Meet Your New Chair: Chip Moxley

Stephani BordnerWhat's Happening

Chip Moxley

The LSEDC Board of directors is under new leadership. In July, Chip Moxley took over as Chair after nearly a decade of involvement in the organization. Moxley is the President of Tingle Flooring, a flooring distribution company that operates in seven states.

Tingle Flooring started as W.C. Tingle in 1946. A few years later, Moxley’s father joined the company and stayed with the business for nearly 50 years.

Despite his family roots, Moxley’s path to Tingle Flooring was not a straight line. The first nine years after he graduated from the University of Missouri Moxley worked as an accountant for major firms including PricewaterhouseCoopers and KPMG.

In 1989, Moxley left accounting to join Tingle Flooring. At the time, the company only operated in Western Missouri, Kansas and Nebraska, but demand quickly blossomed and Tingle was faced with the challenge to scale up or risk losing one of its major vendors.

Tingle Flooring adapted to add offices in Denver and St. Louis. In 1999, Moxley moved the company from North Kansas City to Lee’s Summit.

“I couldn’t be more delighted now 20 years later in this area that I’m in because having 470 and be able to get into town or back out of town really works great,” Moxley said. “I think it works better from this side than about any side of the city [Kansas City Metropolitan] myself.”

The company now has added a new business, Summit Floor Supply, which specializes in industrial clients. There are now 140 employees between the two businesses with approximately ¾ of those employees in Lee’s Summit.

The first few years after moving the business to Lee’s Summit, Moxley was too busy with his business to join the LSEDC or other community organizations, but eventually he saw a need for his business and the community that he felt he could help with.

“As things settled down, I felt like the EDC was a very important organization for us to be involved with because at that time a lot of our efforts were dedicated toward infrastructure,” Moxley said.

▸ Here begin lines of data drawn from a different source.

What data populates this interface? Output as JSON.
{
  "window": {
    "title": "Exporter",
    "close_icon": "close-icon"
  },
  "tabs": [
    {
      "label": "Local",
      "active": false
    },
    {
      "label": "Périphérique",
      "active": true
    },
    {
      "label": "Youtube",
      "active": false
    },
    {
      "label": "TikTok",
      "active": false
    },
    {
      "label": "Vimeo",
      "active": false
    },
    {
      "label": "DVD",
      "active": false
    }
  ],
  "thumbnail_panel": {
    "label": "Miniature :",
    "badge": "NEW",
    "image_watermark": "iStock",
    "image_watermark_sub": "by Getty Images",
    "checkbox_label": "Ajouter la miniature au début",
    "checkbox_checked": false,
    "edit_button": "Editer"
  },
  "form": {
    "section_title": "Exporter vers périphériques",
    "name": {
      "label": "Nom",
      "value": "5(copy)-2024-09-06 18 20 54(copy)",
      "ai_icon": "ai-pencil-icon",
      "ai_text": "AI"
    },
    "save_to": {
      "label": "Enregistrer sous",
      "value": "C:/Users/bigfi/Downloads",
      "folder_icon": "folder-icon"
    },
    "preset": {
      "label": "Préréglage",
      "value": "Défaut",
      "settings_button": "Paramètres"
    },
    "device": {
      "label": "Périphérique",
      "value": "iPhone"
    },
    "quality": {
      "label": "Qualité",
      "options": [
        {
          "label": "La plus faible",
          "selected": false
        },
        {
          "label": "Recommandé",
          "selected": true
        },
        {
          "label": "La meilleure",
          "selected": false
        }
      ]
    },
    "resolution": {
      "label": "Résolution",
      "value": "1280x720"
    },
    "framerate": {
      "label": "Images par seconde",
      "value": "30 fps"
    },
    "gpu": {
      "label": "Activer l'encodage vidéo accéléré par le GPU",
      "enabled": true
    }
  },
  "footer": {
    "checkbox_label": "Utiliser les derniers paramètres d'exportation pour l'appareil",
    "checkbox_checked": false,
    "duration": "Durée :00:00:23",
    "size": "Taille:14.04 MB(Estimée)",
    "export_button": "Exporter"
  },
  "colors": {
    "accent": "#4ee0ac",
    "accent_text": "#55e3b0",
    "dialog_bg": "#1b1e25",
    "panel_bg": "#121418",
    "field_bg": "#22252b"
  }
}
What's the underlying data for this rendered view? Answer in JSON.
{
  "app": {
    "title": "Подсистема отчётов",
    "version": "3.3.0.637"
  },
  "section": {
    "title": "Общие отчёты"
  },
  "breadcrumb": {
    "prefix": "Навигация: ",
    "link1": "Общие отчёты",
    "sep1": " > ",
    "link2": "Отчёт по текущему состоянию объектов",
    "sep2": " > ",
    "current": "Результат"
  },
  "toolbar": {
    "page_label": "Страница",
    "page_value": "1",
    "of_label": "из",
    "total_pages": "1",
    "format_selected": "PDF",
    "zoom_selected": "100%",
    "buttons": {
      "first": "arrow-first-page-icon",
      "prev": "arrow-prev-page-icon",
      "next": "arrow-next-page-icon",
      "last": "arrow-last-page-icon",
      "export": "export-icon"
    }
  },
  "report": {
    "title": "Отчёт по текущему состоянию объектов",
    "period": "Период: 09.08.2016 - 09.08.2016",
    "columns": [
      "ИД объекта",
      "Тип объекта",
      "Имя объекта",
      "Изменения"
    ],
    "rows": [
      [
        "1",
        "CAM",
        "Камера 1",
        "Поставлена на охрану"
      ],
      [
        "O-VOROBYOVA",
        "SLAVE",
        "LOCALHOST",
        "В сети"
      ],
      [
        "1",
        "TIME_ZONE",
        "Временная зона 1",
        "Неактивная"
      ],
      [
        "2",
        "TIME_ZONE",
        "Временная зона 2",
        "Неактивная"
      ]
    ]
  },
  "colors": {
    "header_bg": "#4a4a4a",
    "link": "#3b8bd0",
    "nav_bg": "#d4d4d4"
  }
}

Moxley said businesses, the EDC and the city united forces to make major improvements to Independence Avenue, allowing him to use the road for semi-trucks.

However, Moxley acknowledges that over time, the EDC has become much more multi-focused.

“The EDC is just a really top notch organization to be part of not only for great networking locally, but you get a ringside seat to what’s going on around the community,” said Moxley.

As Chair, he hopes to increase Lee’s Summit’s competitiveness in attracting new business through strides in developing certified-ready sites and buildings. He is hopeful new opportunities, such as the approximately 4,200 acres of land from Property Reserve Inc., could be a turning point.

“The community is well-known. It speaks for itself in many respects. But if you’re in a hurry and you need 100,000 square-feet of warehouse space, you can’t get it today in Lee’s Summit,” Moxley said. “My hope is that we have an opportunity with some of the new, developable properties perhaps coming on the market that we can see that type of development occurring.”

Moxley is also looking forward to the LSEDC’s upcoming strategic plan. Moxley says through the process, it is important for the LSEDC to look for opportunities to compliment the city’s strategic plan.

“It’s certainly a goal of my own when we do go through the strategic plan to identify which of those objectives we can best participate along with the city to accomplish those goals,” Moxley said.